= Juan Bautista Vázquez the Younger =

Juan Bautista Vázquez the Younger (Juan Bautista Vázquez el Mozo) was a Spanish sculptor, active in the late 16th century and early 17th century, son of Juan Bautista Vázquez the Elder, and a member of the Sevillian school of sculpture.

==Life and work==
Vázquez the Younger followed in his father's profession, inheriting his style and clientele. Together with Isidro de Villoldo, his father initiated the style identified as the Sevillian school of sculpture. He learned his art in his father's studio and with such sculptors as Jerónimo Hernández, with whom it appears he worked as an oficial (a person who would be left in charge of operations in the master's absence), and with others who also followed his father's style.

He worked in Seville between 1578 and 1600, and had died by 1610. He married in 1579 to Lucía de Chaves, sister of his stepmother Isabel de Valdés (his father's third wide). It is quite unlikely that he would have been the same person as the Bautista Vázquez who was a notable sculptor before 1590 in the province of León. Artistically, he was not particularly known for individual personality nor originality. His work is overshadowed by his father's, and blends into the prevailing mannerism of his time. The documents from which we know of his artistic production always reflect partnerships or transfers of assignments to other artists, perhaps with greater artistic merits but with less reputation. If the critical attributions of his work are accurate, his style represented a transition into the Baroque, but lacking the aplomb and plasticity shown by his father, his work lacks the classical serenity that linked his father's work to the Renaissance in a manner directly opposed to the tempestuous style of Alonso Berruguete.

According to the known documents, in 1585 he contracted, together with Jerónimo Hernández, to produce an altarpiece for the parish church of Santa María in Arcos de la Frontera (province of Cádiz), taking charge of the side of the epistle.
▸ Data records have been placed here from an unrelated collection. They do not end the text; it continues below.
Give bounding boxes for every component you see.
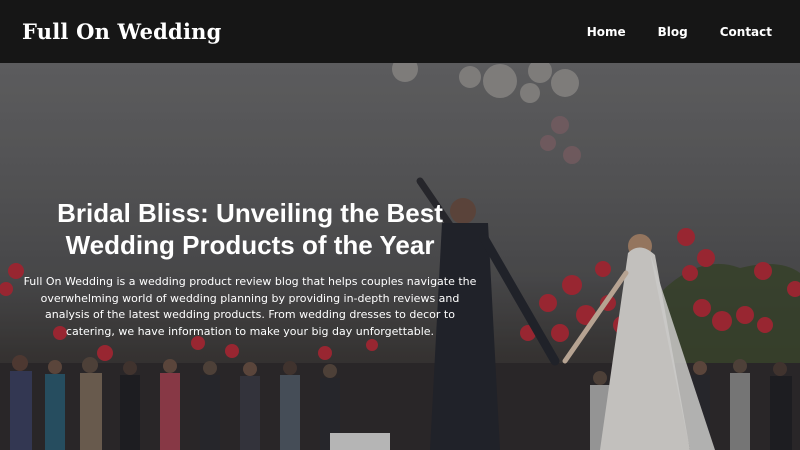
nav-links: Home Blog Contact [571,25,788,39]
hero-title: Bridal Bliss: Unveiling the Best Wedding… [57,198,443,260]
nav-contact-link[interactable]: Contact [720,25,772,39]
hero-description: Full On Wedding is a wedding product rev… [23,275,477,338]
nav-blog-link[interactable]: Blog [658,25,688,39]
navbar: Full On Wedding Home Blog Contact [0,0,800,63]
hero-section: Bridal Bliss: Unveiling the Best Wedding… [0,63,800,450]
nav-home-link[interactable]: Home [587,25,626,39]
brand-logo[interactable]: Full On Wedding [22,19,221,44]
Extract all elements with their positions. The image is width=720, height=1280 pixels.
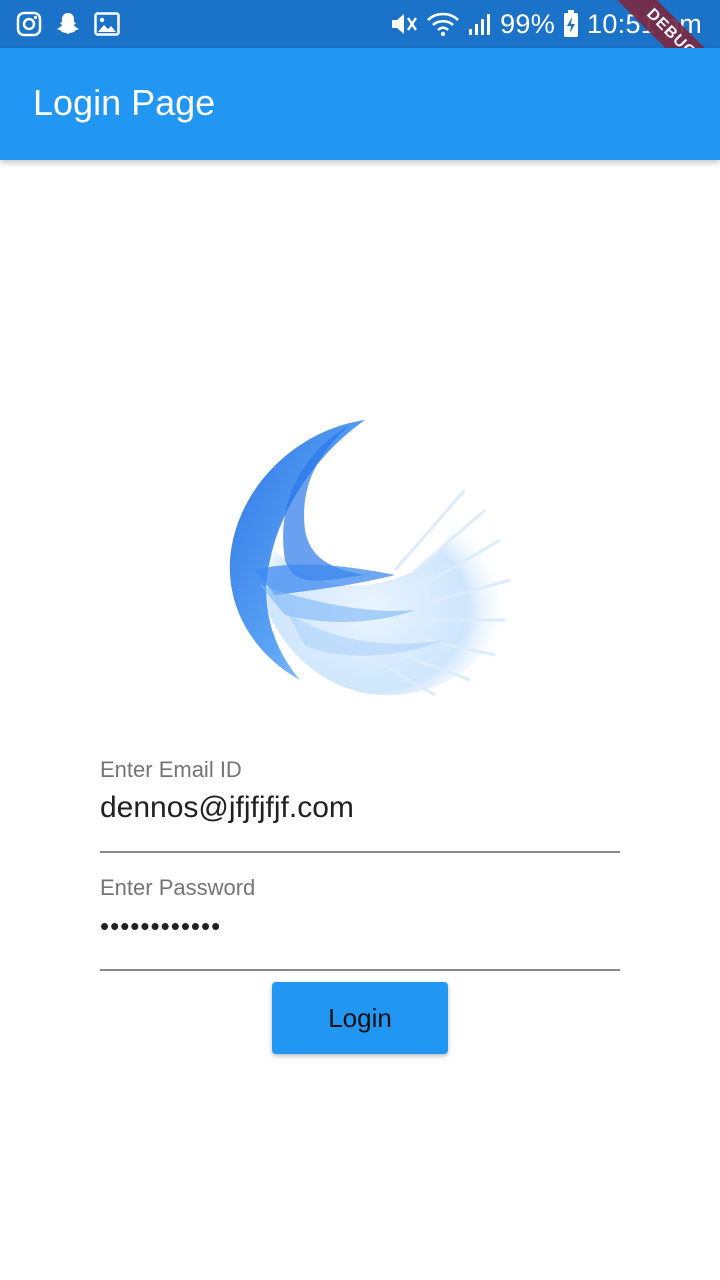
password-label: Enter Password bbox=[100, 875, 256, 900]
app-logo bbox=[215, 410, 525, 710]
snapchat-icon bbox=[56, 11, 80, 37]
battery-percent: 99% bbox=[500, 8, 556, 39]
vibrate-mute-icon bbox=[388, 10, 418, 38]
status-bar-left bbox=[16, 10, 120, 38]
email-label: Enter Email ID bbox=[100, 757, 242, 782]
app-bar: Login Page bbox=[0, 48, 720, 160]
battery-charging-icon bbox=[563, 10, 579, 38]
email-field[interactable]: Enter Email ID dennos@jfjfjfjf.com bbox=[100, 757, 620, 853]
password-underline bbox=[100, 969, 620, 971]
status-bar: 99% 10:51 pm bbox=[0, 0, 720, 48]
screen: 99% 10:51 pm DEBUG Login Page Enter Emai… bbox=[0, 0, 720, 1280]
instagram-icon bbox=[16, 11, 42, 37]
email-input[interactable]: dennos@jfjfjfjf.com bbox=[100, 791, 354, 825]
page-title: Login Page bbox=[33, 82, 216, 123]
email-underline bbox=[100, 851, 620, 853]
wifi-icon bbox=[426, 10, 460, 38]
signal-icon bbox=[468, 11, 492, 37]
password-input[interactable]: •••••••••••• bbox=[100, 911, 221, 942]
gallery-icon bbox=[94, 12, 120, 36]
login-button[interactable]: Login bbox=[272, 982, 448, 1054]
password-field[interactable]: Enter Password •••••••••••• bbox=[100, 875, 620, 971]
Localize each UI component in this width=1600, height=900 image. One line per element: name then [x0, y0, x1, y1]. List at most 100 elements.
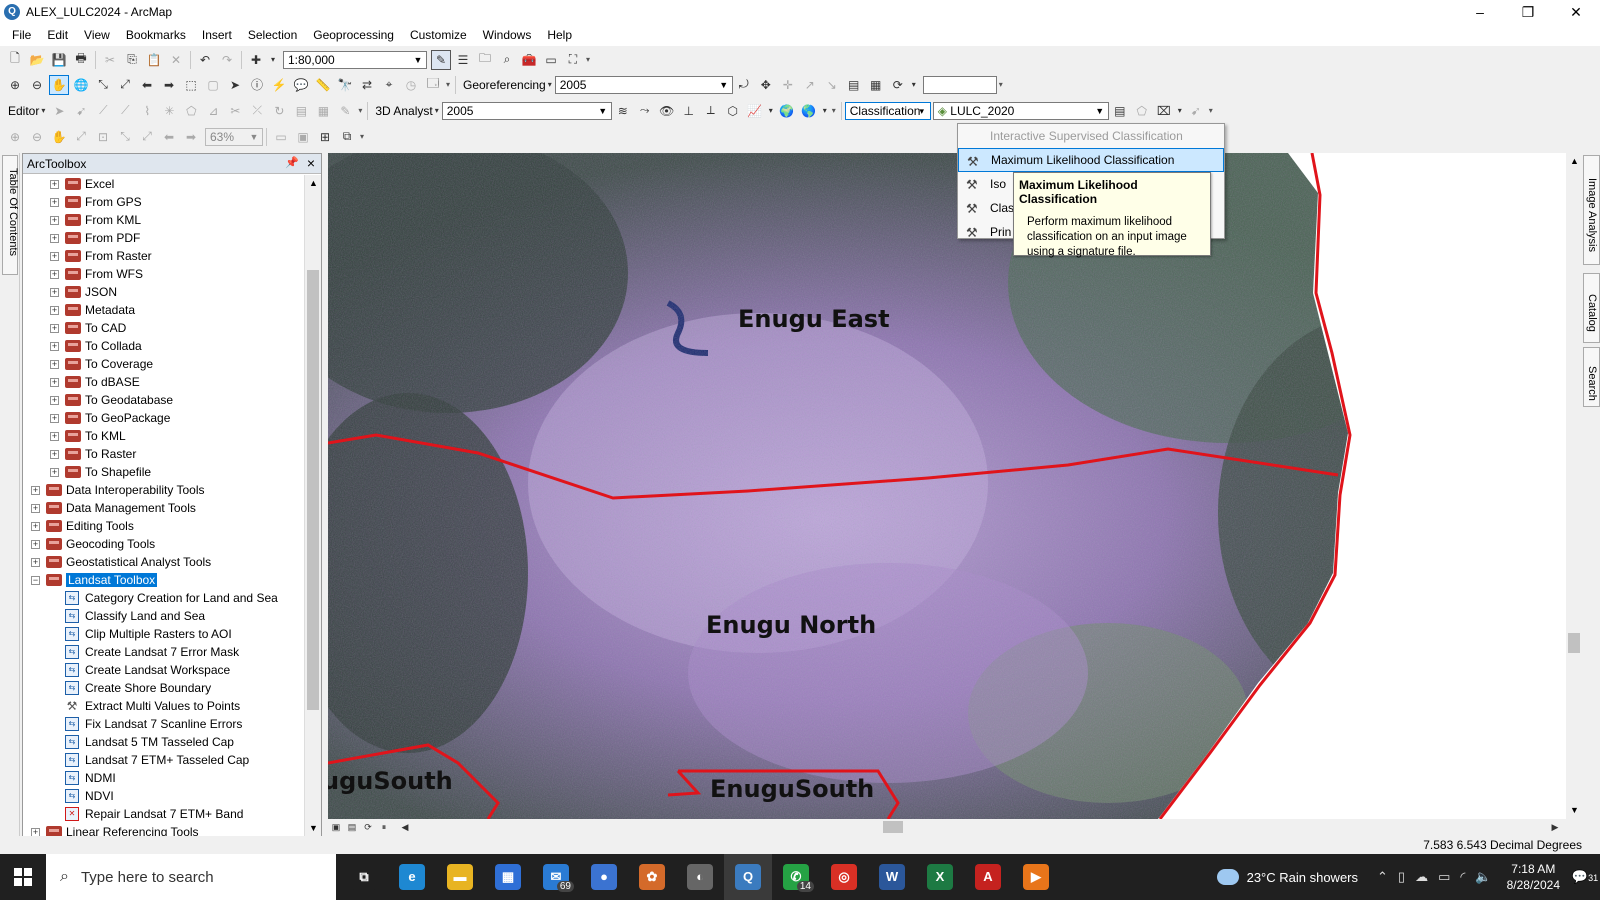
chevron-down-icon[interactable]: ▾ — [433, 101, 441, 121]
split-icon[interactable]: ⤫ — [247, 101, 267, 121]
menu-edit[interactable]: Edit — [39, 28, 76, 42]
expand-icon[interactable]: + — [50, 179, 59, 189]
taskbar-search-box[interactable]: ⌕ Type here to search — [46, 854, 336, 900]
focus-data-frame-icon[interactable]: ▣ — [293, 127, 313, 147]
cloud-sync-icon[interactable]: ☁ — [1415, 869, 1428, 885]
data-view-icon[interactable]: ▣ — [329, 820, 343, 834]
taskbar-app-media-player[interactable]: ▶ — [1012, 854, 1060, 900]
arctoolbox-icon[interactable]: 🧰 — [519, 50, 539, 70]
toolbox-tree-item[interactable]: + Geocoding Tools — [23, 535, 305, 553]
toggle-draft-mode-icon[interactable]: ▭ — [271, 127, 291, 147]
print-icon[interactable]: 🖶 — [71, 50, 91, 70]
toolbox-tree-item[interactable]: ⇆ Fix Landsat 7 Scanline Errors — [23, 715, 305, 733]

In 1588 he contracted the collaboration of Diego López Bueno in the carving and architectural adornment; in 1590 he passed the remaining work on to Miguel de Adán. Based on stylistic resemblance to the work of his father, all that is believed to be by his own hand are the reliefs of the evangelists Saint Luke and Mark, and the base of the altarpiece. It is unlikely that he executed the relief of the Visitation, which Adán claimed to have carved.

In 1585 he worked for the Jesuits in Seville, and while it is not clear exactly what he worked on, he is usually attributed the oldest part of the altarpiece of the Immaculate Conception in the Church of the Annunciation (which was a Jesuit church at the time), with a series of small figures of martyrs, a Saint Francis, a Saint Roch, and a Saint Sebastian, none of them with any particularly personal touches, although the Sebastian certainly reflects the style he would have learned in his father's studio. He is also attributed small figures of Saint Ann and the Virgin and Child, which resemble the style of Roque Balduque.

In 1589 he transferred to Juan de Oviedo the Younger the work on the main altarpiece of the parish church of Azuaga (province of Badajoz), which had been in his charge for a year. Those who knew this work, destroyed in 1936, attributed it to Juan de Oviedo. Of the Marian themes so often present in his father's work, the Virgin and Child in the parish church of Beas (province of Huelva) does appear to be his.

He is traditionally considered the author of the Saint John the Apostle, Saint John the Evangelist, Christ at the Column, and the reliefs of the Annunciation, the Epiphany and the Circumcision on the altarpiece of the Monastery of Saint Jerome in Granada. However, comparative study with his father's work in the Church of Santa María in Medina Sidonia and that of the Granadan Melchor de Turín has led critics to believe these are more likely to be the work of the latter (who also was strongly influenced by the elder Vázquez). If these are works of Vázquez the Younger, there is little in them that relates to the works of the University of Seville, nor others attributed to him; on the contrary, the reliefs and figures show interesting relationships of types, proportions and the manner of composition and execution to those of Medina Sidonia and of the Church of Santa María in Arcos de la Frontera. In short, the art of Vázquez the Younger is surrounded by numerous doubts and disputable attributions that could either make his work an important continuation of his father's serene and classic style or, on the contrary, an obscure artist with a mannered and unoriginal production, always with the collaboration of numerous helpers who took over the work, and on occasion even the contracts.